The appeal of travel books is also the sense that you are different, an outsider, almost like the Robinson Crusoe or Christopher Columbus notion of being the first person in a new place.

I think people read travel books either because they intend to take that trip, or because they would never take that trip. In a sense, as a writer you are doing the travel for the reader.

I wouldn't say that I'm a travel novelist, but rather a novelist who travels - and who uses travel as a background for finding stories of places.

You can't separate the people from the places - although I sometimes like traveling in places where there are no people.

The travel impulse is mental and physical curiosity. It's a passion. And I can't understand people who don't want to travel.

The idea of traveling in Africa for me is based on going by road or train or bus or whatever and crossing borders. You can't travel easily or at all through some countries.

Africa is really a place for the wealthy traveler. It's got some nice hotels, but they're very expensive hotels. It doesn't really cater to the backpacker or to the overland traveler.

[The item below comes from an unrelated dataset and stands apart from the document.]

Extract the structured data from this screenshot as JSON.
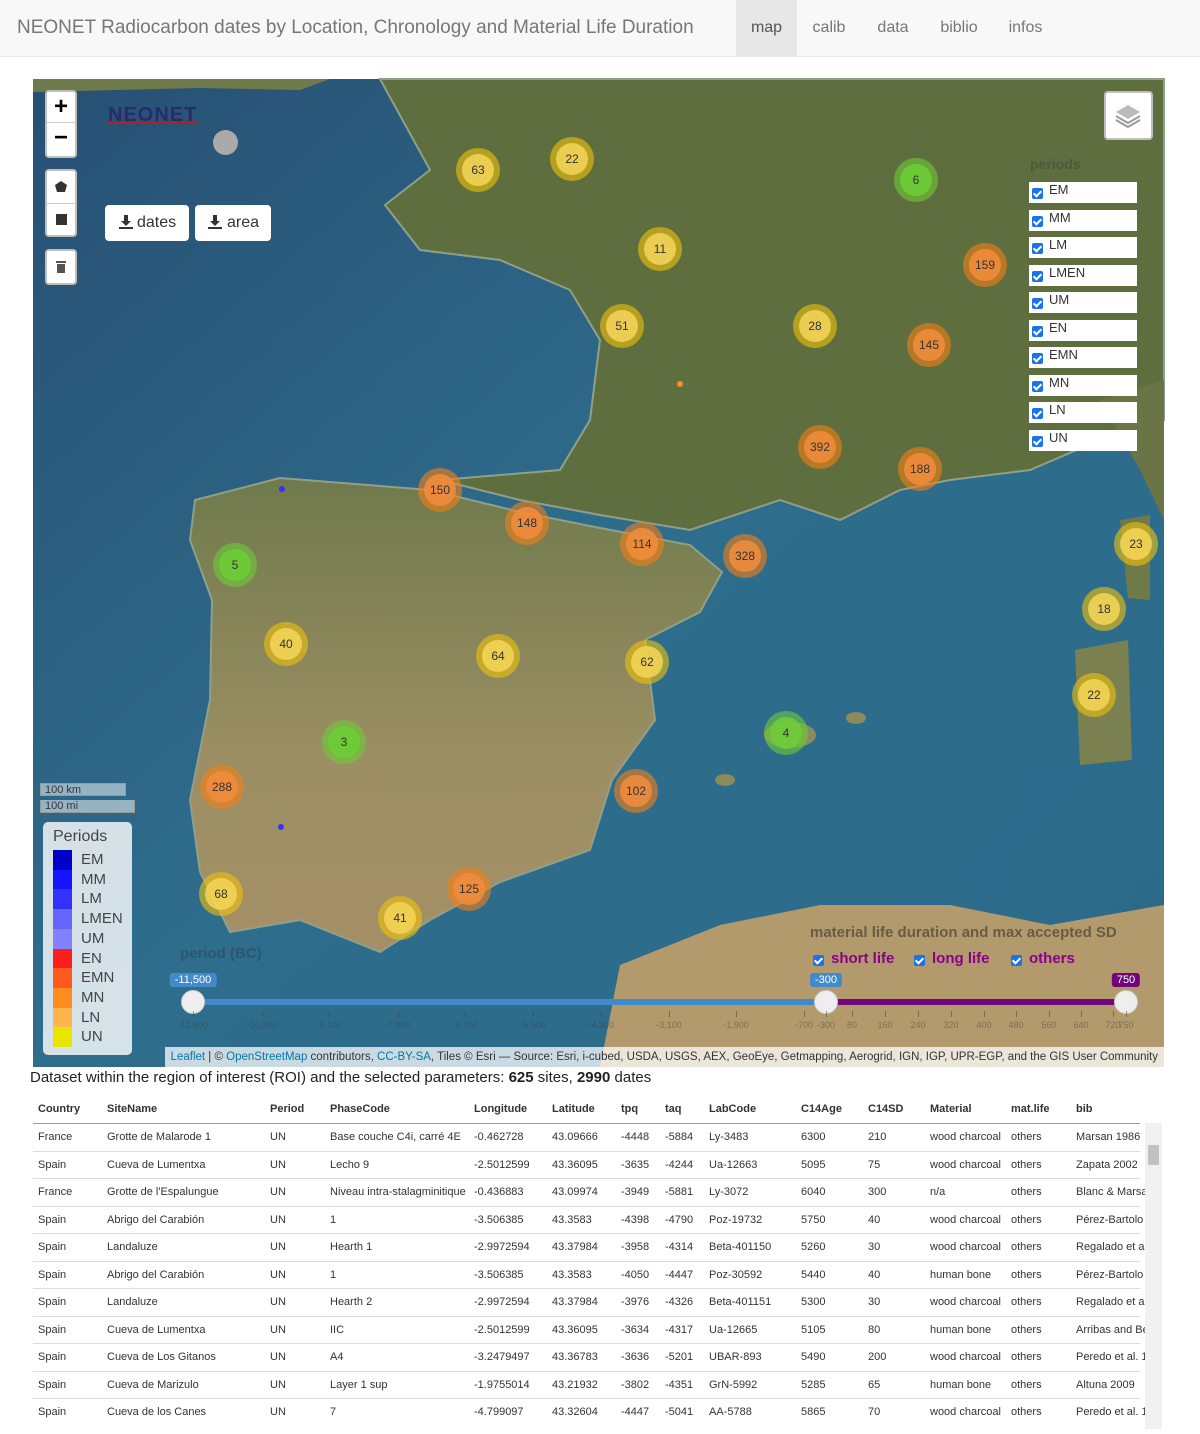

The place that interests me most, actually, is the United States. I've realized that I haven't traveled much in the States. There's a lot to see.

The two impulses in travel are to get away from home, and the other is to pursue something - a landscape, people, an exotic place. Certainly finding a place that you like or discovering something unusual is a very sustaining thing in travel.

Ever since childhood, when I lived within earshot of the Boston and Maine, I have seldom heard a train go by and not wished I was on it.

The Peace Corps is a sort of Howard Johnson's on the main drag into maturity.

Fiction gives us the second chances that life denies us.

You define a good flight by negatives: you didn't get hijacked, you didn't crash, you didn't throw up, you weren't late, you weren't nauseated by the food. So you are grateful.